United Parcel Service Inc. (NYSE:UPS) said Wednesday that customers who swiped their credit or debit cards at 51 out of the company’s 4,470 locations around the United States may have had their information stolen.
Atlanta-based UPS said that malware was found at about 1 percent of its franchise locations across the U.S., and potentially affected customers would have conducted business at the locations from Jan. 20 through Aug. 11. Most of the locations were exposed to the malware after March 26, and it was eliminated at all locations as of Aug. 11, UPS said. The company said that about 105,000 transactions were involved, but it hasn't said how many customers were affected. UPS did say the breach may have been limited -- each individually-owned franchise operates on its own network. That arrangement “definitely helped,” UPS Store spokeswoman Chelsea Lee told Bloomberg News.
“I understand this type of incident can be disruptive and cause frustration. I apologize for any anxiety this may have caused our customers. At the UPS Store, the trust of our customers is of utmost importance,” the UPS Store President Tim Davis said in a statement. “As soon as we became aware of the potential malware intrusion, we deployed extensive resources to quickly address and eliminate this issue.”
UPS said it discovered the breach when a government bulletin notified it and several other U.S. retailers of a broad-based malware intrusion not detected by antivirus software.
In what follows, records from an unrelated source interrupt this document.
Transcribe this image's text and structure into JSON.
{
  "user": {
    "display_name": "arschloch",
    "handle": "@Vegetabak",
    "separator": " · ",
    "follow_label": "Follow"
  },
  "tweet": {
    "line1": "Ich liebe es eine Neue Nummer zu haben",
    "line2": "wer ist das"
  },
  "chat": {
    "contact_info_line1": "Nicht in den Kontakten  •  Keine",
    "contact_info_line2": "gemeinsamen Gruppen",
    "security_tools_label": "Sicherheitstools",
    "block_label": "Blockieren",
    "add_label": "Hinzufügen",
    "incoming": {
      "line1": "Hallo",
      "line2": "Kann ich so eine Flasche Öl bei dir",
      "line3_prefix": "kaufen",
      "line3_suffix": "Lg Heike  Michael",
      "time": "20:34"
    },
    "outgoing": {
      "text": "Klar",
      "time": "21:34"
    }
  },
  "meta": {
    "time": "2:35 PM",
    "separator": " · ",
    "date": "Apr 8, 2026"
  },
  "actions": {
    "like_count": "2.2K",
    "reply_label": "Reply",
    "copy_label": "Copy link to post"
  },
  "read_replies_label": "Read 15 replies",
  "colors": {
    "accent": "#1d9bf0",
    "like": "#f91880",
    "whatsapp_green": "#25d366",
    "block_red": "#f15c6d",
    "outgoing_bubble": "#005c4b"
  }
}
UPS Store said that the customer information that may have been exposed includes names, postal addresses, email addresses and payment card information. Not all information may have been exposed for each customer, it said.
UPS, the world's largest package-shipping company, joins several major companies that have had their customers' card information stolen in recent years, including Target Corp. (NYSE:TGT), which said thieves stole credit card numbers and other personal information from at least 70 million of its customers last holiday shopping season.
UPS Store is offering identity protection and credit monitoring programs for one year at no charge to customers who may have been affected, Lee said. The company has also provided a list of affected stores, including locations and dates of when the malware was present on register machines.